Just over a month after the fipronil egg scandal broke, the volatility plaguing the European egg market shows no sign of abating.

The discovery of high levels of the insecticide in Dutch eggs in July resulted in German retailers disposing of an estimated 10.7 million eggs, while Dutch retailers pulled a further 10 million from the market.

During the past month, the EU benchmark price for enriched cage eggs has risen 10% as supplies have tightened, while prices have shot up 31% in Germany and by 19% in the Netherlands.

Prices have also risen from producers such as Poland, as buyers look to source from regions unaffected by the scandal. As a result, Polish prices are up 17% in the past month.

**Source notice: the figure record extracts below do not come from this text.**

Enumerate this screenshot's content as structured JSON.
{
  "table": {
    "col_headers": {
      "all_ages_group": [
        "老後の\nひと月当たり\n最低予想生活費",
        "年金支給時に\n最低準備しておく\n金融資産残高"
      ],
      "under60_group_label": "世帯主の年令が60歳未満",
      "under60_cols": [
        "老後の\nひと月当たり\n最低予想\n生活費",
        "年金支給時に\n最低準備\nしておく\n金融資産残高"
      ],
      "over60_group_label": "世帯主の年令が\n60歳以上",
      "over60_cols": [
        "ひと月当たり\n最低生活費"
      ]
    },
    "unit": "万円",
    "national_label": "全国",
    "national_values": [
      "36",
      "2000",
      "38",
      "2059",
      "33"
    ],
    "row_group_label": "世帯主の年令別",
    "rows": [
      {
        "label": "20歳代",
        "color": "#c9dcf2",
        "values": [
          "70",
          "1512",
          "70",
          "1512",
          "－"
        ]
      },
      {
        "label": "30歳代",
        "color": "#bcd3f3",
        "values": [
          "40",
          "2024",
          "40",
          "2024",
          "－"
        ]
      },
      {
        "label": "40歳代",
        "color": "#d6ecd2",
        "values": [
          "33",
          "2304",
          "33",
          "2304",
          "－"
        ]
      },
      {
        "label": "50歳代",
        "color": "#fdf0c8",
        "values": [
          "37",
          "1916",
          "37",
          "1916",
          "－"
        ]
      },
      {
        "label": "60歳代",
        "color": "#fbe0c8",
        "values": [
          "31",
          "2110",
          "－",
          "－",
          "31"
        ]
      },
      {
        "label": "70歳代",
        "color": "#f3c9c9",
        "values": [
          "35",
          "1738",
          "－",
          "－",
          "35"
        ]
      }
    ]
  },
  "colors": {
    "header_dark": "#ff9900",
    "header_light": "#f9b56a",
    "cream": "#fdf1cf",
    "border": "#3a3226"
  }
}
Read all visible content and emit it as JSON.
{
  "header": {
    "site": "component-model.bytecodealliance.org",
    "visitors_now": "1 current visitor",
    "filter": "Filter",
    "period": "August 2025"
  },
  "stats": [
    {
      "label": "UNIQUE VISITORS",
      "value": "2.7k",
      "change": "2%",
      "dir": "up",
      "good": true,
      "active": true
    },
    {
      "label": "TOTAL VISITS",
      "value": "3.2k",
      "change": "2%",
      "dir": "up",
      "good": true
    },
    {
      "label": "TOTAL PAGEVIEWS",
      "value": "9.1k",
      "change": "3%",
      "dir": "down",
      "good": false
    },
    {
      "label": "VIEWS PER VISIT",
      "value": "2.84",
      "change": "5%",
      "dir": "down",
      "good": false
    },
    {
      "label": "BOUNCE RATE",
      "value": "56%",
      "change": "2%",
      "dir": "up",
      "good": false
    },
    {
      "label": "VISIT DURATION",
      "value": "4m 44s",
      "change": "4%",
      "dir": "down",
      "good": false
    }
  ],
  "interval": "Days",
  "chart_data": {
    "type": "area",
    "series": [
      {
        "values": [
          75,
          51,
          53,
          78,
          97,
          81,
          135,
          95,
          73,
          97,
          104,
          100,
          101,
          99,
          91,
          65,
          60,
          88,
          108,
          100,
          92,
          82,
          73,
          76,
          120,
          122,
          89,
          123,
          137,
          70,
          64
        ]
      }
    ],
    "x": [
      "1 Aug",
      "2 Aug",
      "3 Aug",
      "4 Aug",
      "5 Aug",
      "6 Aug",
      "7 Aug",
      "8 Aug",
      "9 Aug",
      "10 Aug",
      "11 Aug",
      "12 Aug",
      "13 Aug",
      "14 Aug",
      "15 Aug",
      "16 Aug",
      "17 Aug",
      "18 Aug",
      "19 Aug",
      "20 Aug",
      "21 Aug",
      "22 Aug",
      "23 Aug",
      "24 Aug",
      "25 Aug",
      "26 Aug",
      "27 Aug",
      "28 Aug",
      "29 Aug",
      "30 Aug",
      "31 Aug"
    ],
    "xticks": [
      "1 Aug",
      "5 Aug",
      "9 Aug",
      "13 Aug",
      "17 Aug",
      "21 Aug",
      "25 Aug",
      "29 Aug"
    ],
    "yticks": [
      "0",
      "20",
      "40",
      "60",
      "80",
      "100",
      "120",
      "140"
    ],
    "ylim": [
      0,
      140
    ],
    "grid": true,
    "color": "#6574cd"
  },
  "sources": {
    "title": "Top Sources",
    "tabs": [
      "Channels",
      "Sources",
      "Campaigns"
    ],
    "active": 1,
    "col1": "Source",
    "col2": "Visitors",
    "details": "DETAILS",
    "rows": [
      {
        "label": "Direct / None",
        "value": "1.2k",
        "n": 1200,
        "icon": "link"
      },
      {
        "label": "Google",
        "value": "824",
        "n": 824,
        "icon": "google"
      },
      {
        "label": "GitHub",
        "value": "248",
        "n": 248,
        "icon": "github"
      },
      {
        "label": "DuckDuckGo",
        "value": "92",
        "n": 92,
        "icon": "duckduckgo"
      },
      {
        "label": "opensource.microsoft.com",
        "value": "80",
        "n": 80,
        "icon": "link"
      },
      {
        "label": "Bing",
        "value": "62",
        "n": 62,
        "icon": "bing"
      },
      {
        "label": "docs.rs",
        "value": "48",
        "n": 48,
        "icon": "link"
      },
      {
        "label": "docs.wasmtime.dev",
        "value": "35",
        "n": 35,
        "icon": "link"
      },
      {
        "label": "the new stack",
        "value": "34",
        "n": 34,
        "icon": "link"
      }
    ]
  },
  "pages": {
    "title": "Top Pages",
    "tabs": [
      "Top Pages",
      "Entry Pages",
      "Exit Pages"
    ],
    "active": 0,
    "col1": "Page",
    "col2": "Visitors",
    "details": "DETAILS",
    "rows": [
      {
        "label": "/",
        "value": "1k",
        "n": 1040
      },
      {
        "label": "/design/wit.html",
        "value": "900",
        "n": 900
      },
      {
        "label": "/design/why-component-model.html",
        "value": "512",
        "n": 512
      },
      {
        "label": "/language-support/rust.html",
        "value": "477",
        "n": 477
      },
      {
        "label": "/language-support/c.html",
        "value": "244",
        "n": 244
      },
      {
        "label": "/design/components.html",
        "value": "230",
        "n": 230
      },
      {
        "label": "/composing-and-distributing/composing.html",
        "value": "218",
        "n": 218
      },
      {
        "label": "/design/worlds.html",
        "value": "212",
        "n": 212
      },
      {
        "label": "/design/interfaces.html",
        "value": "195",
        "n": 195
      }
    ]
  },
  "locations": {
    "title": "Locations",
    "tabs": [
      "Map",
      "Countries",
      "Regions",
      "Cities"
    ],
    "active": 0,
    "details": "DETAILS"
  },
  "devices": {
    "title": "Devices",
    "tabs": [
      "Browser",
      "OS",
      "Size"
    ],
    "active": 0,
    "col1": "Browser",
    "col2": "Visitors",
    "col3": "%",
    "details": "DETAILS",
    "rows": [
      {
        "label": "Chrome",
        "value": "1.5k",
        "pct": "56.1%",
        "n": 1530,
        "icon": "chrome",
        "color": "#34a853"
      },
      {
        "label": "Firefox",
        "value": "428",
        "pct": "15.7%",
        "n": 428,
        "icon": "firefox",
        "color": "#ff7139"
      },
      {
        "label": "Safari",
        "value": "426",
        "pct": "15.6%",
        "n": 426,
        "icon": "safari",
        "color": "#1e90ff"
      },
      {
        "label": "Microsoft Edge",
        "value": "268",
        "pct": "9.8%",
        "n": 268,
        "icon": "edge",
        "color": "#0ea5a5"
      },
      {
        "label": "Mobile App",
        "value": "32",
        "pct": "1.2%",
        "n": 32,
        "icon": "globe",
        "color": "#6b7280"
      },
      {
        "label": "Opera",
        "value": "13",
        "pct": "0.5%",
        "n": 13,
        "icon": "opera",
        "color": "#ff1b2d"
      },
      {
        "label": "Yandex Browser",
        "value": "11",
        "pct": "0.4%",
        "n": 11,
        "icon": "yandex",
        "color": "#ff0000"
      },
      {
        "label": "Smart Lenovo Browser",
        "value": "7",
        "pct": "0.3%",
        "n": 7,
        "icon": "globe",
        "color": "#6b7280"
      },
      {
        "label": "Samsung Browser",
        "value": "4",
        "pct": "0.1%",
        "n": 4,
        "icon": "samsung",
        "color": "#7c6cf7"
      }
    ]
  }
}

Supplies have tightened even further in the egg product market, driving whole egg powder prices up 19% in August. Product testing times have risen from a few days to over two weeks, as producers must prove their products are fipronil-free, bottle-necking supply in laboratories.

In the UK, retail egg sales have slumped in the wake of the crisis. However, wholesale prices have emerged relatively unscathed.

With sterling weak amid Brexit uncertainty, the UK enriched cage egg price had been level with EU pricing during the past few months. It actually fell by 1% during August, as the UK was comparatively unaffected by the crisis, and this has now resulted in UK egg prices selling at a discount to EU prices.

Consumer confidence in EU eggs has fallen, particularly for Dutch eggs, which will limit demand for the foreseeable future. This means UK eggs will likely see an increase in demand, as British consumers look for UK egg-based products.